L’attaque d’un camp de dépla­cés et les affrontements signalés cette semaine dans deux provin­ces de l’Est prouvent à suffisance que les groupes écoutent difficilement le langage des négocia­tions. Seules les mesures plus contraignantes à l’endroit des res­ponsables qui commettent ces crimes, tel que préconisé par le Conseil de sécurité, peuvent arrêter les ambitions de tous les mili­ciens actifs en RDC.

Alan Doss : “ Nous ne pouvons pas permettre aux groupes armés de faire la loi… ”

Au cours de son point de presse, le porte-parole de la Monuc, Ke­mal Saïki est revenu sur la dé­claration de M. Alan Doss à la réu­nion du Comité de suivi du com­muniqué de Nairobi qui s’est te­nue le 4 juin à Rubavu, ex-Gisenyi au Rwanda.

Le représentant spécial du secrétaire général de l’Onu en RDC et chef de la Monuc, Alan Doss a notamment dit : “ Nous ne pouvons pas permettre que les groupes armés fassent la loi. Nous ne voulons pas entrer dans un nouveau cycle de violence, mais les éléments récalcitrants, intransigeants doivent se rendre compte qu’ils ne peuvent plus continuer à terroriser la population congolaise ”.

Il évoquait ainsi la récente rencontre de Kisangani, à la­quelle le gouvernement congolais avait convié les leaders FDLR et des factions dissidents à dis­cuter des modalités de leur dé­sarmement et de leur retour dans leur pays d’origine, le Rwanda. M. Doss a estimé, selon le porte-parole de la Monuc, qu’un im­portant pas en avant avait été fait car plusieurs centaines de com­battants ont accepté de s’enga­ger dans le processus de démo­bilisation. Il a toutefois rappelé que le plan d’action de Nairobi à des dispositions militaires.

Le chef de la Monuc a également réitéré que le commu­niqué de Nairobi était applicable à tous les combattants FDLR ou des factions dissidentes en RDC, quelles que soient leurs allégean­ces.
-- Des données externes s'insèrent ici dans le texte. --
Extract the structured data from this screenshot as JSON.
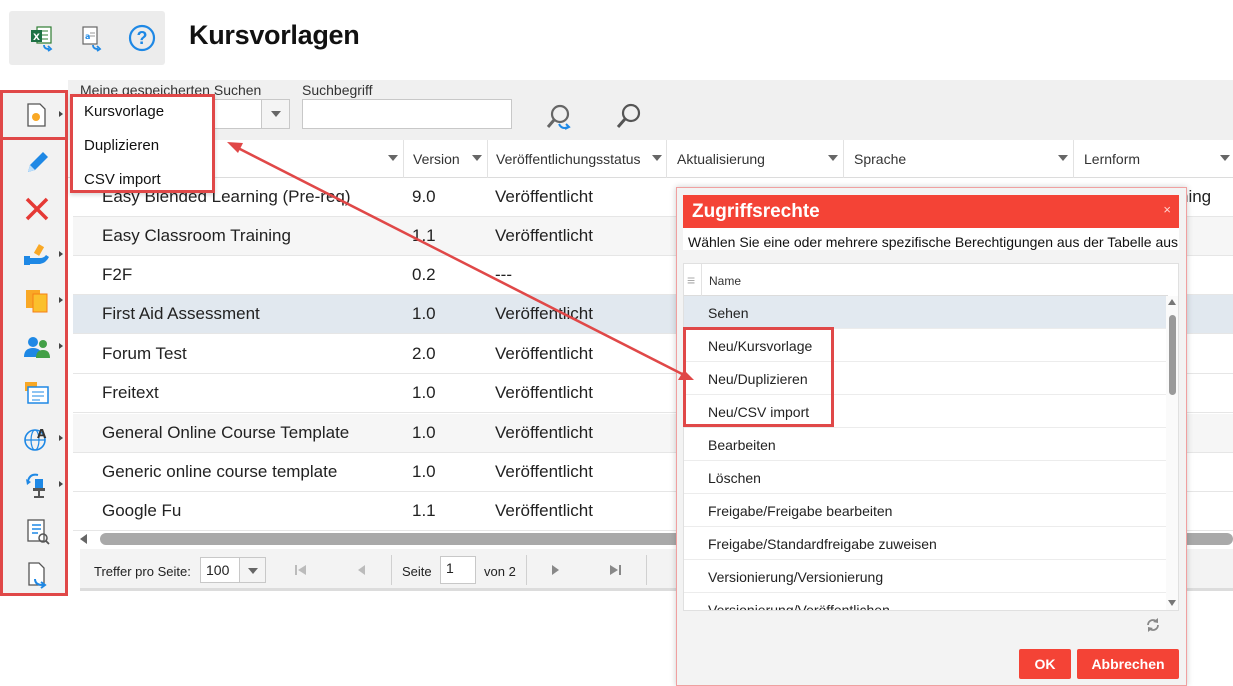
{
  "page": {
    "title": "Kursvorlagen"
  },
  "toolbar": {
    "icons": [
      "excel-export-icon",
      "text-export-icon",
      "help-icon"
    ],
    "help_glyph": "?"
  },
  "sidebar": {
    "icons": [
      "new-document-icon",
      "edit-pencil-icon",
      "delete-x-icon",
      "assign-hand-icon",
      "copy-pages-icon",
      "users-icon",
      "card-file-icon",
      "language-icon",
      "chair-restore-icon",
      "report-list-icon",
      "document-export-icon"
    ]
  },
  "search": {
    "saved_label": "Meine gespeicherten Suchen",
    "term_label": "Suchbegriff",
    "saved_value": "",
    "term_value": ""
  },
  "menu": {
    "items": [
      "Kursvorlage",
      "Duplizieren",
      "CSV import"
    ]
  },
  "table": {
    "columns": [
      "Version",
      "Veröffentlichungsstatus",
      "Aktualisierung",
      "Sprache",
      "Lernform"
    ],
    "rows": [
      {
        "name": "Easy Blended Learning (Pre-req)",
        "version": "9.0",
        "status": "Veröffentlicht",
        "extra": "ning"
      },
      {
        "name": "Easy Classroom Training",
        "version": "1.1",
        "status": "Veröffentlicht",
        "extra": ""
      },
      {
        "name": "F2F",
        "version": "0.2",
        "status": "---",
        "extra": ""
      },
      {
        "name": "First Aid Assessment",
        "version": "1.0",
        "status": "Veröffentlicht",
        "extra": ""
      },
      {
        "name": "Forum Test",
        "version": "2.0",
        "status": "Veröffentlicht",
        "extra": ""
      },
      {
        "name": "Freitext",
        "version": "1.0",
        "status": "Veröffentlicht",
        "extra": ""
      },
      {
        "name": "General Online Course Template",
        "version": "1.0",
        "status": "Veröffentlicht",
        "extra": ""
      },
      {
        "name": "Generic online course template",
        "version": "1.0",
        "status": "Veröffentlicht",
        "extra": ""
      },
      {
        "name": "Google Fu",
        "version": "1.1",
        "status": "Veröffentlicht",
        "extra": ""
      }
    ]
  },
  "pager": {
    "per_page_label": "Treffer pro Seite:",
    "per_page": "100",
    "page_label": "Seite",
    "page": "1",
    "of_label": "von 2"
  },
  "dialog": {
    "title": "Zugriffsrechte",
    "close": "×",
    "description": "Wählen Sie eine oder mehrere spezifische Berechtigungen aus der Tabelle aus",
    "column": "Name",
    "rows": [
      "Sehen",
      "Neu/Kursvorlage",
      "Neu/Duplizieren",
      "Neu/CSV import",
      "Bearbeiten",
      "Löschen",
      "Freigabe/Freigabe bearbeiten",
      "Freigabe/Standardfreigabe zuweisen",
      "Versionierung/Versionierung",
      "Versionierung/Veröffentlichen"
    ],
    "ok": "OK",
    "cancel": "Abbrechen"
  },
  "colors": {
    "accent": "#f44336",
    "highlight": "#e04848"
  }
}
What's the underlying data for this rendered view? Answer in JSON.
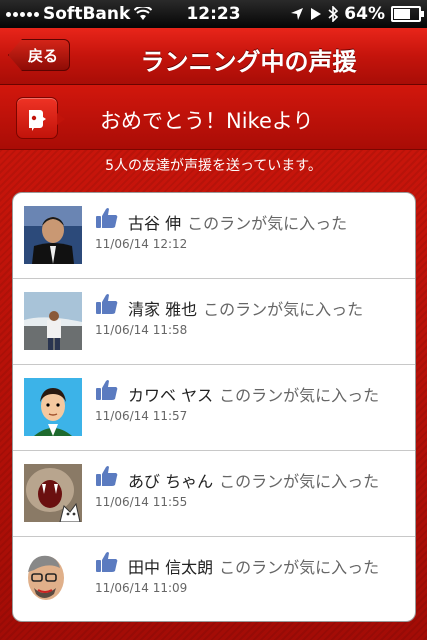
{
  "status_bar": {
    "carrier": "SoftBank",
    "time": "12:23",
    "battery": "64%"
  },
  "nav": {
    "back_label": "戻る",
    "title": "ランニング中の声援"
  },
  "banner": {
    "text": "おめでとう！Nikeより"
  },
  "subtitle": "5人の友達が声援を送っています。",
  "cheers": [
    {
      "name": "古谷 伸",
      "action": "このランが気に入った",
      "date": "11/06/14 12:12",
      "avatar": "photo-man-suit"
    },
    {
      "name": "清家 雅也",
      "action": "このランが気に入った",
      "date": "11/06/14 11:58",
      "avatar": "photo-man-beach"
    },
    {
      "name": "カワベ ヤス",
      "action": "このランが気に入った",
      "date": "11/06/14 11:57",
      "avatar": "illustration-cartoon-man"
    },
    {
      "name": "あび ちゃん",
      "action": "このランが気に入った",
      "date": "11/06/14 11:55",
      "avatar": "photo-cat"
    },
    {
      "name": "田中 信太朗",
      "action": "このランが気に入った",
      "date": "11/06/14 11:09",
      "avatar": "illustration-glasses-man"
    }
  ],
  "colors": {
    "nav_red": "#c5140c",
    "like_blue": "#5b7bc0"
  }
}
Pour le porte-parole de la Monuc, Kemal Saïki, le message du gouvernement à ce sujet est clair et constant : les FDLR doi­vent rentrer ou, s’ils sont éligi­bles, bénéficier d’une relocalisation temporaire car, il n’est pas acceptable que les populations congolais soient pri­ses en otage pour des motifs politiques.
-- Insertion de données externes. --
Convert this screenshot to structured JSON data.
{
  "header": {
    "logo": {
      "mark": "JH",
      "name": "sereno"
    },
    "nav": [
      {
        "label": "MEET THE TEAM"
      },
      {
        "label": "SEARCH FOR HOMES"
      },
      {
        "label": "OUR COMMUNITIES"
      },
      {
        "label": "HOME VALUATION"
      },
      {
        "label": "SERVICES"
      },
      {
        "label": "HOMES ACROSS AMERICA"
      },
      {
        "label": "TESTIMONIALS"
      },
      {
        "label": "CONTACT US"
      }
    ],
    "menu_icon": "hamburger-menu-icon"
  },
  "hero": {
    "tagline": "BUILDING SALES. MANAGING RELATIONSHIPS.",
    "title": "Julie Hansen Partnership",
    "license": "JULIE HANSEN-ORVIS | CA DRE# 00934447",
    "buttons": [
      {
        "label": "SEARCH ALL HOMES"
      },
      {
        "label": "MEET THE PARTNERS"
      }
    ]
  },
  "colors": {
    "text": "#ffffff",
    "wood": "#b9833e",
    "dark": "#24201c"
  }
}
A rappeler que le repré­sentant spécial du secrétaire gé­néral de l’Onu et chef de la Monuc, M. Alan Doss, a participé le mercredi 4 juin dernier à Rubavu ex-Gisenyi, au Rwanda, à la quatrième réunion, au niveau des envoyés spéciaux, du Groupe de suivi du communiqué de Nai­robi ou Joint Monitoring Group (JMG), composé de représen­tants des gouvernements de la RDC, du Rwanda et de la facilitation internationale, à savoir l’Onu, les USA, l’Union euro­péenne, l’Union africaine, l’Afri­que du Sud et les délégués de la Conférence internationale sur la région des Grands lacs.